While I agree that this is a form of gambling, everything in life is. Some forms just have higher certainty to get the desired outcome. But being a manager doesn't resemble a slot machine, the specific form of gambling I equate AI coding to. The difference is in the speed and velocity. Namely, developers need time to think and create a product that is complete, well designed and solves real problems. Staking their professional (or at least organizational) reputation on said solution. The do not just gobble up half remembered code to get something that looks right, but breaks at the slightest scrutiny.

Developers can also say no to unreasonable demands. They can call you on your bullshit, squish your dreams and create a realistic and optimal answer. At least most of them will. They will not just sycophantically yes man you and mentally jerk you off while doing your bidding. But plenty of bosses want that and they'll try it. Hopefully the market will punish their shitty products, even if lately it doesn't seem to be.

There was a time I was fooled that the best product often wins in capitalism, that's why we run the world that way. It's good for us. Sadly that's far from true, but sometimes it can be. Good products exist and we can choose them. If we're unsatisfied we can build them. We don't have to rely on the "industry standard" solutions.

If It Were Perfect

The top rated comment riffs on why it's gambling - because everything it gives you is imperfect. In my blog I used "every output is different" and this is a better explanation. You can tell it to clone any function, app or style but the clone is never exactly the same, or good enough. If it was, coding with an AI agent would take a few minutes and our jobs would truly be pointless. Instead we can work more than ever, being far more productive but also manic.

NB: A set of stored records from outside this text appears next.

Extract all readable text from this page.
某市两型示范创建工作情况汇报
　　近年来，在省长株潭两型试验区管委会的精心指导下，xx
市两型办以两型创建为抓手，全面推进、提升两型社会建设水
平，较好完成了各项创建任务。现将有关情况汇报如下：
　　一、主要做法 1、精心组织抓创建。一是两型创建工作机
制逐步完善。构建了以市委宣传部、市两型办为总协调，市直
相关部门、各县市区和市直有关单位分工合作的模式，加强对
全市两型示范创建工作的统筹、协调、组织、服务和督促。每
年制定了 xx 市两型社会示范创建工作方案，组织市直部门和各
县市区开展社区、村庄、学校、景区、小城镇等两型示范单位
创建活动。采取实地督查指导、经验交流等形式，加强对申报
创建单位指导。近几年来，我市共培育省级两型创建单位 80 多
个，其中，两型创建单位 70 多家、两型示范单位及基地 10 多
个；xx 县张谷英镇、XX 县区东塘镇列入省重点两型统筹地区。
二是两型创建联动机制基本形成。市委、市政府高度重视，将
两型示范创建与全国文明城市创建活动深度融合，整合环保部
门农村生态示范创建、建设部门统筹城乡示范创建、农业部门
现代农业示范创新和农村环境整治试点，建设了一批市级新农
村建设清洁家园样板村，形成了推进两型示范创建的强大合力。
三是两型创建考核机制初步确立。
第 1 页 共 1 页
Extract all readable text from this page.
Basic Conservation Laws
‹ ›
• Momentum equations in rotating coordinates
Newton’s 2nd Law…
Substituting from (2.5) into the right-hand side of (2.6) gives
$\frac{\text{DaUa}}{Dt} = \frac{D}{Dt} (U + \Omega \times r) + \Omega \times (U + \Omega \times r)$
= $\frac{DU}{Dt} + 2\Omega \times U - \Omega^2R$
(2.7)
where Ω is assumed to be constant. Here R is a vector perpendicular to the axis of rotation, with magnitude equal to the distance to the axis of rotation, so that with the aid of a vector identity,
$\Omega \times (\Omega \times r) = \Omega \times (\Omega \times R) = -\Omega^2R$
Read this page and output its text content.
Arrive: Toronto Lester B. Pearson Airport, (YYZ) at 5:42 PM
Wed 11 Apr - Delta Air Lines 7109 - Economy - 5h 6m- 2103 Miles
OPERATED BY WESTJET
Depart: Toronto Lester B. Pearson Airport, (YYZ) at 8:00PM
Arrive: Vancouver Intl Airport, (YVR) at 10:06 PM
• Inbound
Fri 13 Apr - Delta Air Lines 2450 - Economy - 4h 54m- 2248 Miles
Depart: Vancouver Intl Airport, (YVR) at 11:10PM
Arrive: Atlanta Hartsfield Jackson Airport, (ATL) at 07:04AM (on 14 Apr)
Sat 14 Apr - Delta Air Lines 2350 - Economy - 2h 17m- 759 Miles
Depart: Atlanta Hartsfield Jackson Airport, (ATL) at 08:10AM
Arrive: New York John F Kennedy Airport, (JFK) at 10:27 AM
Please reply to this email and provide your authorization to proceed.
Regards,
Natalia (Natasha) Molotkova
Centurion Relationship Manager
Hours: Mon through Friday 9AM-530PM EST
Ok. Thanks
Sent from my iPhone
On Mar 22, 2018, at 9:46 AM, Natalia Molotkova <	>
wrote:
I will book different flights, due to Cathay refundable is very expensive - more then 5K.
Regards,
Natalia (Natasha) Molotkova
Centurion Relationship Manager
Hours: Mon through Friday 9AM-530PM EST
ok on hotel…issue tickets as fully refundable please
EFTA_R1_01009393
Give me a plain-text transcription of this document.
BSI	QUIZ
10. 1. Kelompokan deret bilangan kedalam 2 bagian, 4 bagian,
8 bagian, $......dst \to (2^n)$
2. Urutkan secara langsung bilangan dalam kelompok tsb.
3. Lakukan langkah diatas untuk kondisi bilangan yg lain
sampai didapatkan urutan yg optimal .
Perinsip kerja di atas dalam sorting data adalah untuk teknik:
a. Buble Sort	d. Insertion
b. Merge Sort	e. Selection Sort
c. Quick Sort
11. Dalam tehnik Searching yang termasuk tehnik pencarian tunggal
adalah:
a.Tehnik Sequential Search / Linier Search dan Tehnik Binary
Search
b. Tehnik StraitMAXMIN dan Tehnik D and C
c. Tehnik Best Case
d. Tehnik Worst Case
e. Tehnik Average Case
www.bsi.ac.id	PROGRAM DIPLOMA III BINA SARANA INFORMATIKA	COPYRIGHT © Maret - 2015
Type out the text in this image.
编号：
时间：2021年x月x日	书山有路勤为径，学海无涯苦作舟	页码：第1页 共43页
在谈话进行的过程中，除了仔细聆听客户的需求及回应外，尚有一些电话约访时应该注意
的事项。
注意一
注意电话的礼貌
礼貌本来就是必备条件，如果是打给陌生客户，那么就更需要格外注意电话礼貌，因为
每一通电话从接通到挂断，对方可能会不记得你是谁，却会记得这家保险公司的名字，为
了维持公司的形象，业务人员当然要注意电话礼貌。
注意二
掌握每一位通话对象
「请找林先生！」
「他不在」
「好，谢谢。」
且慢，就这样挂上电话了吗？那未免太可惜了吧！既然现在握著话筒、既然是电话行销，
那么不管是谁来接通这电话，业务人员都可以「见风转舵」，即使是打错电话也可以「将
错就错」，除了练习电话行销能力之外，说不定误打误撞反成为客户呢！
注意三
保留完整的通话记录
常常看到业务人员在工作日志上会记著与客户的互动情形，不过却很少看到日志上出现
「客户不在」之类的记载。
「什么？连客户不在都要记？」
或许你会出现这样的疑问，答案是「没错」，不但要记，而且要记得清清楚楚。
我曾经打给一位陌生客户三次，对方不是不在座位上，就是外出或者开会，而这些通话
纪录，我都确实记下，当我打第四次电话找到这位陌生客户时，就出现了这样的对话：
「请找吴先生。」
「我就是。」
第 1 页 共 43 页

Which gets us at a fascinating point I've never considered. What if the AI hype is true? What if we get everything they're promising? What would their business be? Capitalism is built atop scarcity, but once we move into abundance will we dissolve it? Or will the largest firms just use their dominance to choke the field?

Not Coder Enough

A lot of people commenting on how I never enjoyed coding or I'm not a true coder. I do state that in the blog, but I know people who love to just solve a coding problem the hard way and enjoy every second of it. I've never been one of those. I enjoy what I can build with code, I do not particularly enjoy code. I simply see it as a very efficient way to build things I like. Getting called a manager sounds horrible to my ear, but it's not wrong. I do want to lead a team in my vision, I would just never use that word. I do some coding, I style myself more as a multi hyphenate designer than a coder, just look at the page you're on.

People seem specifically offended I used the phrase "I feel like I'm good a programming." It's very clear that I'm just editing the code I get, instead of writing it by hand. That has been something I've been great at pre-LLM's. I do not start projects from scratch, I never could.

I knew code is open source and widely available and my career has included lots of finding the right starter template, picking the right features we should have, adding and modifying them to delightful results. I'm not blindly generating shit that looks but doesn't function, as some people assume.

In addition to the code, I handle the graphic design, user interface and user experience. The key is the whole widget as Steve Jobs called it. Not one specialized part, but everything for product design done exquisitely. That's what I do.

In Good company

So many people agreed with my thesis and added to it. Frankly I'm surprised that this whole experience was quite pleasant. It was great to get so much feedback on my work and it really has inspired me to start looking for more readers. To everyone, thank you for reading and I hope you stick around. Let me know what you think!